Friday, January 3rd, 2014
Mercer County sales tax income reaches all-time high in 2013
By Shelley Grieshop
A shopper leaves the local Walmart Supercenter on Thursday with a cart full of g. . .
CELINA - Mercer County residents opened their wallets frequently in 2013 and triggered a new sales tax record of $4.6 million.
The 6.9 percent increase in sales tax collections over 2012 marks a third consecutive record-breaking year for the county.
"Other counties can't come close to this. We've got a lot to be thankful for," county auditor Randy Grapner said.
Early in 2013 he predicted sales tax revenue would hit $4.2 million for the year. The county garnered $4.3 million in 2012.
The county collected $389,244 in sales tax for December - 7.1 percent more than December 2012. The numbers tallied each month reflect spending from about two months earlier.
Grapner said taxes collected on auto sales last year were $731,000 - an increase of 12 percent over 2012.
"It looks like car sales really increased," he said, adding he doesn't track any other sales category.
County commissioner Jerry Laffin said the increase in total sales tax revenue "will help out tremendously."
"It makes us more confident," he said. "It also tells us that people are buying locally."
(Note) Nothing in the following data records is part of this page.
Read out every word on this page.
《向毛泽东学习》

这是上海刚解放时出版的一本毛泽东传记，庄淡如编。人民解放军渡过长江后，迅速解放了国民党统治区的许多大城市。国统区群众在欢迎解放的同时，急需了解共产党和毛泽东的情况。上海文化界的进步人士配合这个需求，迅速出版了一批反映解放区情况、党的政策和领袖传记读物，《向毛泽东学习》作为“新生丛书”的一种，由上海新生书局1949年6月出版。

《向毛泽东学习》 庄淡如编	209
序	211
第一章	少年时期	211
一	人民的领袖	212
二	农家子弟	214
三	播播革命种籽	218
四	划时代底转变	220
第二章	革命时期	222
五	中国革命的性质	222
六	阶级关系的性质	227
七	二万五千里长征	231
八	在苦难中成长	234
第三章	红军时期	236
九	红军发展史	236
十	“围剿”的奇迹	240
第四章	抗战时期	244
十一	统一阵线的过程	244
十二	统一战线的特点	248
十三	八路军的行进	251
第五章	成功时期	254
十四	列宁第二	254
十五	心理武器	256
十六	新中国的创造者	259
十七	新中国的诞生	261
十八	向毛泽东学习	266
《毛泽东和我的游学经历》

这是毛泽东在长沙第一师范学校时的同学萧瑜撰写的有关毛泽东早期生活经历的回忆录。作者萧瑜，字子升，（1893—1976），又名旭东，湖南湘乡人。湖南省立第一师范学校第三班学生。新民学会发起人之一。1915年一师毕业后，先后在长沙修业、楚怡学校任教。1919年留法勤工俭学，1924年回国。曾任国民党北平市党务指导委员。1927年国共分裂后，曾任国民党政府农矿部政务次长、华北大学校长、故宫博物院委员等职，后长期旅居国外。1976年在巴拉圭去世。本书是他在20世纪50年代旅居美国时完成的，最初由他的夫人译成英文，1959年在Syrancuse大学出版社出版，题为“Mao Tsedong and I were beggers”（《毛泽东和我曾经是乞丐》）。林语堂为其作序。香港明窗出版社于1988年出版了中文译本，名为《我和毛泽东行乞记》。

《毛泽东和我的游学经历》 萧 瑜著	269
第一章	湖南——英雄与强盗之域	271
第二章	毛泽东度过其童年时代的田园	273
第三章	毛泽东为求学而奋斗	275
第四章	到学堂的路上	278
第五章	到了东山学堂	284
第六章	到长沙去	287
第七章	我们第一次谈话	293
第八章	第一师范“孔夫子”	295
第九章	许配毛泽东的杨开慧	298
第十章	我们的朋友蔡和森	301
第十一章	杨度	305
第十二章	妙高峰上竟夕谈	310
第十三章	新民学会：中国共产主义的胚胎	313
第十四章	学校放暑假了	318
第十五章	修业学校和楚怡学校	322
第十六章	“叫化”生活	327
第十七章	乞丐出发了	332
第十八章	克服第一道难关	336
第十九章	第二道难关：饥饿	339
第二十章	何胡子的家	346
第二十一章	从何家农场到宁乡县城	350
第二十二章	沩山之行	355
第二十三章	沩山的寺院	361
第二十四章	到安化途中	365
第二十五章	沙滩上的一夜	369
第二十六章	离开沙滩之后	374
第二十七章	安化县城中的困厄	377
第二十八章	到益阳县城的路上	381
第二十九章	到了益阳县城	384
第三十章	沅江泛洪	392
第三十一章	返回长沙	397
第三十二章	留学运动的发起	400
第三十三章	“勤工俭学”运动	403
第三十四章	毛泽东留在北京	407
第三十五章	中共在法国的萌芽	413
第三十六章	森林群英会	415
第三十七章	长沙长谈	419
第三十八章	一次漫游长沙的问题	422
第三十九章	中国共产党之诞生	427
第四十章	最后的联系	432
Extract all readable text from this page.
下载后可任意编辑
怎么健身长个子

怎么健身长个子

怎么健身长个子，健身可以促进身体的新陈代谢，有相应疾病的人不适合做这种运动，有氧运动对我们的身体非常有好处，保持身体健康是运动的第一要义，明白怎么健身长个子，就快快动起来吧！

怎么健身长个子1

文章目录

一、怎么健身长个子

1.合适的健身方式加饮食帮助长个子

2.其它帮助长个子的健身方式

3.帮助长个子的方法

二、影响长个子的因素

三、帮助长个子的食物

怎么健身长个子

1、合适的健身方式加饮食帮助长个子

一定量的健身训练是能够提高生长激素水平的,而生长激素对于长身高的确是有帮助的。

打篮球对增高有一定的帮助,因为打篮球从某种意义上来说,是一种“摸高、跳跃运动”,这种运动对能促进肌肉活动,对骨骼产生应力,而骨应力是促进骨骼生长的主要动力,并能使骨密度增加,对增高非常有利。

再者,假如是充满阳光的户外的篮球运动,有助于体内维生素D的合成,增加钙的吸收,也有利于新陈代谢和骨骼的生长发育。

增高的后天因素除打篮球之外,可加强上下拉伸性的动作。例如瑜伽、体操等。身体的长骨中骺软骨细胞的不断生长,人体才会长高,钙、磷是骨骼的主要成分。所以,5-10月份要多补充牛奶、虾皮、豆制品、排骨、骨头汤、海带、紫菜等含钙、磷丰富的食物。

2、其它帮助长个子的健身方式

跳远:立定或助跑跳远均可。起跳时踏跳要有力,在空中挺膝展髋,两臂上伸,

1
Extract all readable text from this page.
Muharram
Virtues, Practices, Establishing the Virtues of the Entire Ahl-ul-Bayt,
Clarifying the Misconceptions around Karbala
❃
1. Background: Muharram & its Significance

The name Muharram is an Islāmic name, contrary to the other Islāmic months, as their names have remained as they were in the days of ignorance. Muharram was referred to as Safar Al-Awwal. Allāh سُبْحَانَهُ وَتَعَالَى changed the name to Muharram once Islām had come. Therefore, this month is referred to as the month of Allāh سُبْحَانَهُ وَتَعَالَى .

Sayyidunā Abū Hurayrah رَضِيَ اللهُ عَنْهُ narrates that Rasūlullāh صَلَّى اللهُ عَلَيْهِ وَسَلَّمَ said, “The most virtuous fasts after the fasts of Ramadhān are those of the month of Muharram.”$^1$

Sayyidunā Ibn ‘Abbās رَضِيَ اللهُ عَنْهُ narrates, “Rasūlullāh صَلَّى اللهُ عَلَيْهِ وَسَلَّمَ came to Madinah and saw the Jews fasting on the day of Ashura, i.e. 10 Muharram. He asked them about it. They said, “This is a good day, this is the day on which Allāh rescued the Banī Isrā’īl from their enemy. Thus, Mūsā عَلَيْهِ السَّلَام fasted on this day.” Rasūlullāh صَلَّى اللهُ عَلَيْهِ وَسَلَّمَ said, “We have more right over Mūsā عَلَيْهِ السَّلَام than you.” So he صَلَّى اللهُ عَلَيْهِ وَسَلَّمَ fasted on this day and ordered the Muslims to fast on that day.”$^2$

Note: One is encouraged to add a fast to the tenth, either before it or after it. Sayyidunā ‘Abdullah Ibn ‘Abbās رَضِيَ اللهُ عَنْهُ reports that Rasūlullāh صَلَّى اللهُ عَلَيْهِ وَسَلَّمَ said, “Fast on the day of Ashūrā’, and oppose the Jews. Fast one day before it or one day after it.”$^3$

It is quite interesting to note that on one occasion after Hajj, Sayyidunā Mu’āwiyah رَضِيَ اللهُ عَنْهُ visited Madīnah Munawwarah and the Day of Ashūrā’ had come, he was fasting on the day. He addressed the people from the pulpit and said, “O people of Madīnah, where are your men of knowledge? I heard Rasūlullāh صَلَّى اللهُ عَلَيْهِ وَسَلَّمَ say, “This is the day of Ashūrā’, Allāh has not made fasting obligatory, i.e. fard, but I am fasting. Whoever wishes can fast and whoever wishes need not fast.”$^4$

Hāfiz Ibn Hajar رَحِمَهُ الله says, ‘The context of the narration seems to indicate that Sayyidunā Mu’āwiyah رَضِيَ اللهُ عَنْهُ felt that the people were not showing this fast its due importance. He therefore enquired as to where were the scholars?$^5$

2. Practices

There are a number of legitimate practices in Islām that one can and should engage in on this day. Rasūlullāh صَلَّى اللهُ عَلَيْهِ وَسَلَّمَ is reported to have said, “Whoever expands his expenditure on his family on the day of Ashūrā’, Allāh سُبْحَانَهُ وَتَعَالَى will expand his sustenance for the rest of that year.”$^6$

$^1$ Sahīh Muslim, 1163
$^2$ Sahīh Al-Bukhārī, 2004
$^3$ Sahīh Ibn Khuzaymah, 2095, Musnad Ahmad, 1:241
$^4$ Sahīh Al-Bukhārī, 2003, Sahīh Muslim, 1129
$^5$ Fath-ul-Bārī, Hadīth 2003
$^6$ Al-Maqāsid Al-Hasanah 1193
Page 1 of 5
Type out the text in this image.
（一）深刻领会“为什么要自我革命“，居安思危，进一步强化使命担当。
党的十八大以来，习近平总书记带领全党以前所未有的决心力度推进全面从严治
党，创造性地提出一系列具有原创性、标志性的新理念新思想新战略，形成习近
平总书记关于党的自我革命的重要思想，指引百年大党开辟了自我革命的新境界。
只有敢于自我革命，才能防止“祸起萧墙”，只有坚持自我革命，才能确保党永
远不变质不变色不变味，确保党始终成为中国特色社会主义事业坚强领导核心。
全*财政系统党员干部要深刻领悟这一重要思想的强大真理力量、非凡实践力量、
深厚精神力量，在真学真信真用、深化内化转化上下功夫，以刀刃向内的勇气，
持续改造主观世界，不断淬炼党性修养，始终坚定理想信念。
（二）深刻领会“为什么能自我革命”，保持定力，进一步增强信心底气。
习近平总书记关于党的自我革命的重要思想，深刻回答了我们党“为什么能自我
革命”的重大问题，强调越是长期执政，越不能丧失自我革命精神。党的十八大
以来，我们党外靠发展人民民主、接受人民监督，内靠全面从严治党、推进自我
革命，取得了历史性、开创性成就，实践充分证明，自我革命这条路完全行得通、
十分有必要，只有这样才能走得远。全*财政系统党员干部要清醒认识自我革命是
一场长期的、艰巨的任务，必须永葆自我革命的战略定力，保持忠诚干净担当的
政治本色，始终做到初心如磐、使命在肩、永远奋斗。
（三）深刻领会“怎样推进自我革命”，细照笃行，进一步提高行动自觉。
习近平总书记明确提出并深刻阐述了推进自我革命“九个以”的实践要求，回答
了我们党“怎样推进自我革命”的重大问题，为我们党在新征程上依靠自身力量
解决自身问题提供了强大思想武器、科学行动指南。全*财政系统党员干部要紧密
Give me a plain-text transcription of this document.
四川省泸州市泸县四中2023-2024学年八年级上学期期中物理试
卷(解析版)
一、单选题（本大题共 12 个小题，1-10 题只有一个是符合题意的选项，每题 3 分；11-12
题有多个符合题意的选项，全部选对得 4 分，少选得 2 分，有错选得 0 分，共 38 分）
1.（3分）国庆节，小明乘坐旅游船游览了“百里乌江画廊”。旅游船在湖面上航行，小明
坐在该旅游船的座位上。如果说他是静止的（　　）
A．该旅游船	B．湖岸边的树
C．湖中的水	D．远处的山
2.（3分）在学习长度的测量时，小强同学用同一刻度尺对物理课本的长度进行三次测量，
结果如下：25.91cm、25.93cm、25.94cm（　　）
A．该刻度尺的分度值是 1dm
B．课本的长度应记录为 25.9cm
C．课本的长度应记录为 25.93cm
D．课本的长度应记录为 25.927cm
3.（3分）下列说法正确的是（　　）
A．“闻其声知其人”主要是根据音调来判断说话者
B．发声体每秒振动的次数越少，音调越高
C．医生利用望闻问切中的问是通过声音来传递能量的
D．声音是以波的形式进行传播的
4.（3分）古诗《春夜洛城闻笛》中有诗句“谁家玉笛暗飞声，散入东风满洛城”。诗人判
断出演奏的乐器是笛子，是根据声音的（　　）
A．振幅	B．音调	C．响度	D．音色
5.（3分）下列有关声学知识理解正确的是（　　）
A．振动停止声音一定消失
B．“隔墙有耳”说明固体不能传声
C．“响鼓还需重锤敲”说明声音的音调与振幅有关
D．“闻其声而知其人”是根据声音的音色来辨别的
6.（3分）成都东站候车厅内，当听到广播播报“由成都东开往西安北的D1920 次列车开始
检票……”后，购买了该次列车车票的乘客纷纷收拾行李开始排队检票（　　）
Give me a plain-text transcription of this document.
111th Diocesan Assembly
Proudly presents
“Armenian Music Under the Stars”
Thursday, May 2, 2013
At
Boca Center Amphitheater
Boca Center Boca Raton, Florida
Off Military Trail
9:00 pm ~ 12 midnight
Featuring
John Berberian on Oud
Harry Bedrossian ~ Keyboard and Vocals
Sales tax revenue covers about 43 percent of the county's budget. Commissioners are still fine-tuning the 2014 budget but have set total appropriations for slightly more than $10 million, Laffin said. The budget for 2013 was $9.6 million.
"This year's figure is based on revenue and things we have to do," he said.
Commissioners have not decided whether to appropriate funds for each department to give raises, although several agencies already have begun the process after undergoing wage comparison reviews, he said.
Laffin said the county is eyeing several capital improvement projects this year such as courthouse upgrades and paving the Central Service Building parking lot and the nearby former jail site, which was razed several months ago.
"We also need to upgrade the air conditioning system in the Central Service Building," he added.
Laffin and Grapner believe the county's good fiscal standing is related to its unemployment rate - the lowest in the state for more than two years.
"We've always said that when people have income ... they tend to buy bigger items or things for their home," Laffin said. "But we realize there still are people who are without work."
Mercer County posted 4.4 percent unemployment in November, the most recent month available.
Despite the consistent growth in sales tax revenue between 2011 and 2013, Grapner predicts a 1 percent drop this year and is remaining conservative.
"We're still tight on our budget and watching everything," he said. "We're asking each department to 'hold the line.' "
Grapner this year expects more losses in local government funds and less-than-expected casino tax dollars. Expenses continue to climb for the courts, prosecutor's office and sheriff's department due to a pending murder case and an overall increase in drug-related cases, he said.
Still, he's not as worried about the local economy as he is the national scene.
"It's the federal government and the health care issues ... . Who knows where that's going to go. The lack of direction keeps me on pins and needles," Grapner said.
The county uses 0.5 percent of the total sales tax collected each year to pay down the debt and maintain its adult detention center. The facility moved in 2010 from north of the courthouse to a rural location west of Celina.
In 2013, the county took in $2.3 million for the detention center. The total collected since a levy began generating dollars in mid-2008 is approximately $11.2 million.